All this is fine, except that even the most sophisticated passworded and unlinked-services approach is useless if their customer service desk hands out your credentials even if whoever is trying to get in can’t answer the security questions.  Their password-reset approach almost universally relies on email to send you a temporary password, so if the attackers have hacked / accessed that account, they now own you because they’ll get to set the new password on your account, and you won’t know it.  This is what happened to Mat.

So then, two suggestions.  First, set up an email address that you use for essentially nothing else, to receive any password resets you ever have.  This is the address that you usually give them when you register with the service.   Sign up with somebody’s email service and give your username as “duckspit491” or the like, not “yourname”.   And put a different password on it than any other of your email accounts.

Second, do not use the same ID or address prefix across all the email accounts you happen to have.  Don’t make it yourname@gmail.com andyourname@yahoo.com and yourname@facebook.com.  If you do this, if all the accounts have one prefix, the attackers just try all the other services to see if you’re using that name there too. And of course, don’t use the same password for the lot of them!  I have always done this, and I’m surprised that it’s not obvious to others that this is a good idea, but it’s not.  But now, for you, it IS a good idea, right?   Again, LastPass will manage these passwords for you so logging in won’t be a chore.


Just a few additional thoughts; if you do the above you will have already reduced your exposure by quite a bit, but here’s some more good practices:

  • Password your phone – the most likely device to be lost.

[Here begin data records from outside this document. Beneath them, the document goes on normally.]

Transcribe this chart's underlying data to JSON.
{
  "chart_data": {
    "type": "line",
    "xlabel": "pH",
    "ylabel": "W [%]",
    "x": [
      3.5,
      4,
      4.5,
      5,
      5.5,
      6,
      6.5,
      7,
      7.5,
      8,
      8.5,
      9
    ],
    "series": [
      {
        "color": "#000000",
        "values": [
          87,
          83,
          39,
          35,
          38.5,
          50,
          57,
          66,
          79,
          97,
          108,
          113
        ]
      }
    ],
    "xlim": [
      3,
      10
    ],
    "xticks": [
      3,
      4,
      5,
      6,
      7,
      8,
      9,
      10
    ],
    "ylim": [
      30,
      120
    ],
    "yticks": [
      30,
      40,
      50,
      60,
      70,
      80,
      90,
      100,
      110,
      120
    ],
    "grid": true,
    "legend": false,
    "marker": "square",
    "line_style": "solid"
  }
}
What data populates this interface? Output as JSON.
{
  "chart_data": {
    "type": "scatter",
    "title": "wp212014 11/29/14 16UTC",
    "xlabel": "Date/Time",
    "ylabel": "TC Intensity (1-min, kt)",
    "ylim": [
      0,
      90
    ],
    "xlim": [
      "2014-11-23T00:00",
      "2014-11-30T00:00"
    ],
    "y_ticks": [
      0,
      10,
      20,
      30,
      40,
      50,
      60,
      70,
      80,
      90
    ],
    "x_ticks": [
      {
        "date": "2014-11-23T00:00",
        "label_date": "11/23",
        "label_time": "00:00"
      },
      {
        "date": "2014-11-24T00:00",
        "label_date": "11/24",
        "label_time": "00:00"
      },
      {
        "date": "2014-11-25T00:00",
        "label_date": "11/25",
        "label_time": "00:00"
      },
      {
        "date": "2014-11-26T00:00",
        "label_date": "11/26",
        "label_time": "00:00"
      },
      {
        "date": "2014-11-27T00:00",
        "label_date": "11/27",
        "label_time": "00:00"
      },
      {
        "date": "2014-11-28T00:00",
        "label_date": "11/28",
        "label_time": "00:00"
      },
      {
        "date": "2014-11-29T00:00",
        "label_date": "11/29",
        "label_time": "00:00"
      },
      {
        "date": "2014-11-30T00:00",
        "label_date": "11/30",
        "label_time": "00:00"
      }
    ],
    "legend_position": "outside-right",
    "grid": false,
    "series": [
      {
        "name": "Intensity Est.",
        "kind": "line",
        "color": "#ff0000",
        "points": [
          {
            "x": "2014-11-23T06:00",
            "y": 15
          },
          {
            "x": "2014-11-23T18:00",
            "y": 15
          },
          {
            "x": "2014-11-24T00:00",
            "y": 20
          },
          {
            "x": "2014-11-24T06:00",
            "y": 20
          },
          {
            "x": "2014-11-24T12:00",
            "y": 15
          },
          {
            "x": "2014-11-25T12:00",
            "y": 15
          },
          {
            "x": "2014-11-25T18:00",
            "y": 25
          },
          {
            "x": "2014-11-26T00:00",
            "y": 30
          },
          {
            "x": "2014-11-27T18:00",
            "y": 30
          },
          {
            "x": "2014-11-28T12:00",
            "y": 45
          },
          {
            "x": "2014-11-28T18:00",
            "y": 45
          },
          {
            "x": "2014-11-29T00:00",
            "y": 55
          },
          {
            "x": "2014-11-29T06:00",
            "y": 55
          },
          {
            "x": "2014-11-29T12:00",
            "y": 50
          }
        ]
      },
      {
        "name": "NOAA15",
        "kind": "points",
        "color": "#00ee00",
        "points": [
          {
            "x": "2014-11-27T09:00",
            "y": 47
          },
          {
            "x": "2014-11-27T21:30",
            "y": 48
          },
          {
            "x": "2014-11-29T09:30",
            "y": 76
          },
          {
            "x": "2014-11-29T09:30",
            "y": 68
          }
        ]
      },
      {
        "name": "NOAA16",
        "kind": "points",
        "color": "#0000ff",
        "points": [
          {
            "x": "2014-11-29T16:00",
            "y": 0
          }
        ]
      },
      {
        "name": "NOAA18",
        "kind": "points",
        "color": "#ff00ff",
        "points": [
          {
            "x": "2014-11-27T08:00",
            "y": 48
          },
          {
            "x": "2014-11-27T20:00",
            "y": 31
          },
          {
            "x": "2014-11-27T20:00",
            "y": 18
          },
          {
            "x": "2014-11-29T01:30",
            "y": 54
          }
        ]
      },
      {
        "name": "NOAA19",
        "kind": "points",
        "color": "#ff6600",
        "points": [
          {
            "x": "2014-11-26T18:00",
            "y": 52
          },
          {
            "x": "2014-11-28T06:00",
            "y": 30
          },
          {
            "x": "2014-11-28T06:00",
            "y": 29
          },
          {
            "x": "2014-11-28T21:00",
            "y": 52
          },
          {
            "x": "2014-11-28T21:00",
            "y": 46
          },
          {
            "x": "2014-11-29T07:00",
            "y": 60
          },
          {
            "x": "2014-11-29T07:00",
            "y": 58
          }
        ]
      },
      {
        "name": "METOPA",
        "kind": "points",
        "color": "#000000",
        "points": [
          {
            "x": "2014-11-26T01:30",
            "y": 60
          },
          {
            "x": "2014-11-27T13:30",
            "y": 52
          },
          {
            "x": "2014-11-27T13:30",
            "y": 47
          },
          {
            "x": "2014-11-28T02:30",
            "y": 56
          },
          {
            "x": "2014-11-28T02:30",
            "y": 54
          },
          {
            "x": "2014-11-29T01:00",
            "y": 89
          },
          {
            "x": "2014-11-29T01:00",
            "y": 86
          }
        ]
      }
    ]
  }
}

Most people have their phone apps set for auto-login, so if you lose your phone you have lost 90% of your control right there.
  • Consider Gmail’s 2-factor authentication, which can tie logons to Gmail from only the devices that you personally have or use.
  • Don’t log into things you don’t have to. Google wants you to log into your browser, some other services offer that too.  Don’t.  You don’t get much benefit and they get your data. And of course a hacker will get just that little bit more leverage.

Mat Honan was in one sense extremely lucky — the hackers were out to sow chaos and destruction, not out to rob or swindle him, and indeed they didn’t.  But if that had been their intention, they could really have caused him some losses, and he wouldn’t have known where to even start looking for them.